Lesson 5.2
Lazy Evaluation & Kernel Fusion
The step that turns a clone into a real framework. Instead of computing each operation the instant you write it, record the plan and optimize the whole thing before running it once, fast.
Eager vs lazy.
v1 is eager: each operation runs the moment you write it. Simple and great for debugging, it's how PyTorch works by default. But computing every small step immediately means lots of separate trips to memory and no chance to see the bigger plan.
Lazy evaluation flips it: writing an operation only records it; nothing computes until you actually ask for a result (tinygrad spells this .realize()). Now the framework holds the entire plan, the whole op graph, before running anything.
Five operations, five trips to memory, or one
eager runs each op separately; a lazy graph lets the compiler fuse them into one pass, far fewer trips to memory
Why holding the plan is powerful.
Once a compiler can see the whole graph, it can optimize it. The big win is kernel fusion: instead of running ten small operations as ten separate passes over memory, fuse them into one combined operation that does the whole chain in a single pass. Fewer trips to memory, no throwaway intermediate arrays, and one tight routine the GPU can run flat out. The same trick optimizes the backward pass too.

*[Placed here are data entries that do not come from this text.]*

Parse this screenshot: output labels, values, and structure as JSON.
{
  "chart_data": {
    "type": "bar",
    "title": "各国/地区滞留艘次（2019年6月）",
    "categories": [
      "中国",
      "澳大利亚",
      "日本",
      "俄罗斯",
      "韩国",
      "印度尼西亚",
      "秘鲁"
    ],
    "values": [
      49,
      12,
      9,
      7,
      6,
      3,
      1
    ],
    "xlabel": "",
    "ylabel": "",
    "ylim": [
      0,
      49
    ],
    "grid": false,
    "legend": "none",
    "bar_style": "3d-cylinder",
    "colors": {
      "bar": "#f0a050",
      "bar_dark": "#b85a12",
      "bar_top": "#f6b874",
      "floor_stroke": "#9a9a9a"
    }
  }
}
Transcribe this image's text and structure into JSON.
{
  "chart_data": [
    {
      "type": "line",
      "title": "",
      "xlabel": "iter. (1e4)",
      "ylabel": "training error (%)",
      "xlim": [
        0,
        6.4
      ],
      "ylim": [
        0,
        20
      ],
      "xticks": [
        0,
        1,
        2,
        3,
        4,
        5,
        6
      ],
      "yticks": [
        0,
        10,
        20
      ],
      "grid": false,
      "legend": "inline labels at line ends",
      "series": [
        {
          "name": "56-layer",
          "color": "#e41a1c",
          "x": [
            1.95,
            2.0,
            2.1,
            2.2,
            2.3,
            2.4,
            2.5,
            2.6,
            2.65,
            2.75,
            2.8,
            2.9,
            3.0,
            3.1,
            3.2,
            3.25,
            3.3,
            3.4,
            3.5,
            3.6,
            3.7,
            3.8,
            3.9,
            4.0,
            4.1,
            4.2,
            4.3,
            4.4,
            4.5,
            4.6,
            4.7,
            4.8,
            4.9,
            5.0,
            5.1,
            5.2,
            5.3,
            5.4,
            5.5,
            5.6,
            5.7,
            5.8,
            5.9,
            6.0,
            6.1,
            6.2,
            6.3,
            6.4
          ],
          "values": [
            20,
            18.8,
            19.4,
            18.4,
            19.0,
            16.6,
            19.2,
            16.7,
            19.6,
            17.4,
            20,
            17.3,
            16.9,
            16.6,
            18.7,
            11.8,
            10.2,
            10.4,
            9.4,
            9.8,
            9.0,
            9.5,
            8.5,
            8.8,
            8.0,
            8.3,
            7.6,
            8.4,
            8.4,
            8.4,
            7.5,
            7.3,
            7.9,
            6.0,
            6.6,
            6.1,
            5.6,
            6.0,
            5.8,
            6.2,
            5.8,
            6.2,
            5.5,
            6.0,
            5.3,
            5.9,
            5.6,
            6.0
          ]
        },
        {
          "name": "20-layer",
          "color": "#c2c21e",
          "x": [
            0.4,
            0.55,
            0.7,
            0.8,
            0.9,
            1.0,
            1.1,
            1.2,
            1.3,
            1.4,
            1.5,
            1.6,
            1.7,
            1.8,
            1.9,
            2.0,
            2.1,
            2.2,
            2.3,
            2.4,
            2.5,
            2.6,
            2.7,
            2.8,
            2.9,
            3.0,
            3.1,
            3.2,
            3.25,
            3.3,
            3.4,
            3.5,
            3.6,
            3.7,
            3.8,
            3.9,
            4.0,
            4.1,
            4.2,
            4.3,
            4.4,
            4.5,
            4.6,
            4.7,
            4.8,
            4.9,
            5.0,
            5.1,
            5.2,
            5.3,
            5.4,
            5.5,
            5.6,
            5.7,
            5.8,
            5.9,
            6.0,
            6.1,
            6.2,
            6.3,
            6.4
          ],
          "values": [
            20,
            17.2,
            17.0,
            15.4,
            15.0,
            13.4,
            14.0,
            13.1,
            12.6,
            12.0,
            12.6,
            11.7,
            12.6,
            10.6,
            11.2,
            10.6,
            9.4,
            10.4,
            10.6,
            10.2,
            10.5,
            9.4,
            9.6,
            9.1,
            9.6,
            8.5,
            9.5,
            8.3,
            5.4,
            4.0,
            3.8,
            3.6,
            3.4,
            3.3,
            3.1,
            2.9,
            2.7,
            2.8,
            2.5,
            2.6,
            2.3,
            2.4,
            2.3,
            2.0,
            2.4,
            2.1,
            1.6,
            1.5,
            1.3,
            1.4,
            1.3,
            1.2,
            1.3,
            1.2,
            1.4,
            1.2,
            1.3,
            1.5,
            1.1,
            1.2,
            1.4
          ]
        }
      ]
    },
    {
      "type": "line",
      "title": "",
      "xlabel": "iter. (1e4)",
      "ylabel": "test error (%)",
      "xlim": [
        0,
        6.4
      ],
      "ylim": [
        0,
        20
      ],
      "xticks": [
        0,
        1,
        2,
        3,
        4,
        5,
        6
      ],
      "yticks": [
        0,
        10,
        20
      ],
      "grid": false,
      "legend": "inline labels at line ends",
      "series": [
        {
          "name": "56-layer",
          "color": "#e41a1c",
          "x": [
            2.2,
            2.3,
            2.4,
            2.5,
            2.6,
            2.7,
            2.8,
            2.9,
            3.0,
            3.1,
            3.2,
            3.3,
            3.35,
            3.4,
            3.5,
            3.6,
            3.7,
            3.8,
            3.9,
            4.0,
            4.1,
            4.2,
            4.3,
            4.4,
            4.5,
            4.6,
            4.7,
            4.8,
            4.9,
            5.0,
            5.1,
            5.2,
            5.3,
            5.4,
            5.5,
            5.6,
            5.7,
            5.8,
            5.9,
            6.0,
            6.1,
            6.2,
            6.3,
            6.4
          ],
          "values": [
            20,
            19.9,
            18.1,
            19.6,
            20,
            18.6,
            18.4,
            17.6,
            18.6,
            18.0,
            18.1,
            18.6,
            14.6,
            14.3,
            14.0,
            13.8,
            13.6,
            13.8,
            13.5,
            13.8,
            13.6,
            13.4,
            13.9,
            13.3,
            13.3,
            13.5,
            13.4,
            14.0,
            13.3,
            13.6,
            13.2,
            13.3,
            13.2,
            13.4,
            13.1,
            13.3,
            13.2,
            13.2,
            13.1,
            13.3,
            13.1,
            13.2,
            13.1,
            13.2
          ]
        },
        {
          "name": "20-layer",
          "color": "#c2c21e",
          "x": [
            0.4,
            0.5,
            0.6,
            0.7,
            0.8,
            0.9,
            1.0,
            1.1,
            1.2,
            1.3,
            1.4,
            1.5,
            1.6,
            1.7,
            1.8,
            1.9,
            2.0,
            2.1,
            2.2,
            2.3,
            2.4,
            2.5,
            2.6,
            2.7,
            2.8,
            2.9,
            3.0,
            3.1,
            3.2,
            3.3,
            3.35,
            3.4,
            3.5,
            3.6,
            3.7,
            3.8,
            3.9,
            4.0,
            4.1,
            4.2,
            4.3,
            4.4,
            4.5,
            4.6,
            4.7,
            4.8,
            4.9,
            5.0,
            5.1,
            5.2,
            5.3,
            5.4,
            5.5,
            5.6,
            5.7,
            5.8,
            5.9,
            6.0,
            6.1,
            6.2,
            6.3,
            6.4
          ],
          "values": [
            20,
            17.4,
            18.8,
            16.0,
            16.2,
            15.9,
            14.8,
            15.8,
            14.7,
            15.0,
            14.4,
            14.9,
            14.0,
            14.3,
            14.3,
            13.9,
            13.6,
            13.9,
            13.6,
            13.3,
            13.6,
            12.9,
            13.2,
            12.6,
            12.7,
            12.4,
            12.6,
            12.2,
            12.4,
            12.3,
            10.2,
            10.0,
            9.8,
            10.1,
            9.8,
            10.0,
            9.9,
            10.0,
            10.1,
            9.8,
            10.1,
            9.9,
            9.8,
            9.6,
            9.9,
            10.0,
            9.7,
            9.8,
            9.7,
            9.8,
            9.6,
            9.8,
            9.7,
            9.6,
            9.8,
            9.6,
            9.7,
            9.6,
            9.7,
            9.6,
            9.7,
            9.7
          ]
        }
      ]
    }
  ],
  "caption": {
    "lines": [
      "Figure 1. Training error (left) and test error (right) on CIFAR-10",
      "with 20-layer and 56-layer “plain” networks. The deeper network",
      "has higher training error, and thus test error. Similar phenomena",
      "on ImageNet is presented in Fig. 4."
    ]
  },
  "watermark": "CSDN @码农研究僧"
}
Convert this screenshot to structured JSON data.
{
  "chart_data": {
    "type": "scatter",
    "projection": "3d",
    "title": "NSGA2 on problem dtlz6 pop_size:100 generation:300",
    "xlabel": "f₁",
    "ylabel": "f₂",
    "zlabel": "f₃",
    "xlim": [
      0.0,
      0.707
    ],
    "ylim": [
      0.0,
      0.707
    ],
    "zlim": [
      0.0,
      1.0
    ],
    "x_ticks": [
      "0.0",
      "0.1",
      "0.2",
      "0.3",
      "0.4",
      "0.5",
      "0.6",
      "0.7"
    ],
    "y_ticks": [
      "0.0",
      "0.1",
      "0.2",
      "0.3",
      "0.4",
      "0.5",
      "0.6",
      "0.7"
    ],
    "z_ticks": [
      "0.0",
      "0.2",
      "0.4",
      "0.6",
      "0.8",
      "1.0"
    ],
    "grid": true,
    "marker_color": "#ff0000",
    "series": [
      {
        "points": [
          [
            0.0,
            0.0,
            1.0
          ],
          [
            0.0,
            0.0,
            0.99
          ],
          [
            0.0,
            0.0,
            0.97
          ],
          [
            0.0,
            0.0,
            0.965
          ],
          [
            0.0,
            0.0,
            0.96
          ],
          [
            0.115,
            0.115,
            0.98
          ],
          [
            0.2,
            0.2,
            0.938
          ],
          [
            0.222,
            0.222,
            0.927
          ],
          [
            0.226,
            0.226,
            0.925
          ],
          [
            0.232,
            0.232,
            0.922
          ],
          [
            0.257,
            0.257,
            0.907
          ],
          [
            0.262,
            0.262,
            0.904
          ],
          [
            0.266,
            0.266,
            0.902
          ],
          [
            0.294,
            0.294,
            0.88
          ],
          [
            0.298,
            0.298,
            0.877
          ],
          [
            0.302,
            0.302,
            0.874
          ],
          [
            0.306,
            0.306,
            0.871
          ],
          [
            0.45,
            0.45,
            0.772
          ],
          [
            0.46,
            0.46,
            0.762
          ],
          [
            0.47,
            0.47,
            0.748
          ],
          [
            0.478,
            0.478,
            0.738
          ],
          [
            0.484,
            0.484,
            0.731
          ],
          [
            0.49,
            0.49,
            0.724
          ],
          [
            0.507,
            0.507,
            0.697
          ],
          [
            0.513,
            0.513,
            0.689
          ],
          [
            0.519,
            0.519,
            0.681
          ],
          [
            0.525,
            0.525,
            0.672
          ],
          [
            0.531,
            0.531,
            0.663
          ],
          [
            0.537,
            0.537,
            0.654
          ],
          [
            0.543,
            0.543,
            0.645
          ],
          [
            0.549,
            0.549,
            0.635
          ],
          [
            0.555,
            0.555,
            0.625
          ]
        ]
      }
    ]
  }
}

This is the genuinely senior, least-cloned part. Plenty of people write a micrograd clone; far fewer build a lazy graph and a fusing compiler. It's also the line where monktensor stops being an educational toy and becomes a real framework, the same idea behind tinygrad, torch.compile, and JAX.
The arc, end to end.
That's the whole climb: v1 (scalars) to understand how learning works, tensors to make it practical, lazy evaluation and fusion to make it fast and genuinely original. The deeper research bets in this body of work, vector search and quantization, build on exactly this understanding. You started with one number and a nudge; you end with a real framework and the judgment to push it further.
Key takeaways
Eager runs each op immediately (simple); lazy records the op graph and computes only on demand.
Seeing the whole graph lets a compiler fuse many ops into one fast pass, kernel fusion.
Fusion is the senior, least-cloned part, where monktensor becomes a real framework, not a toy.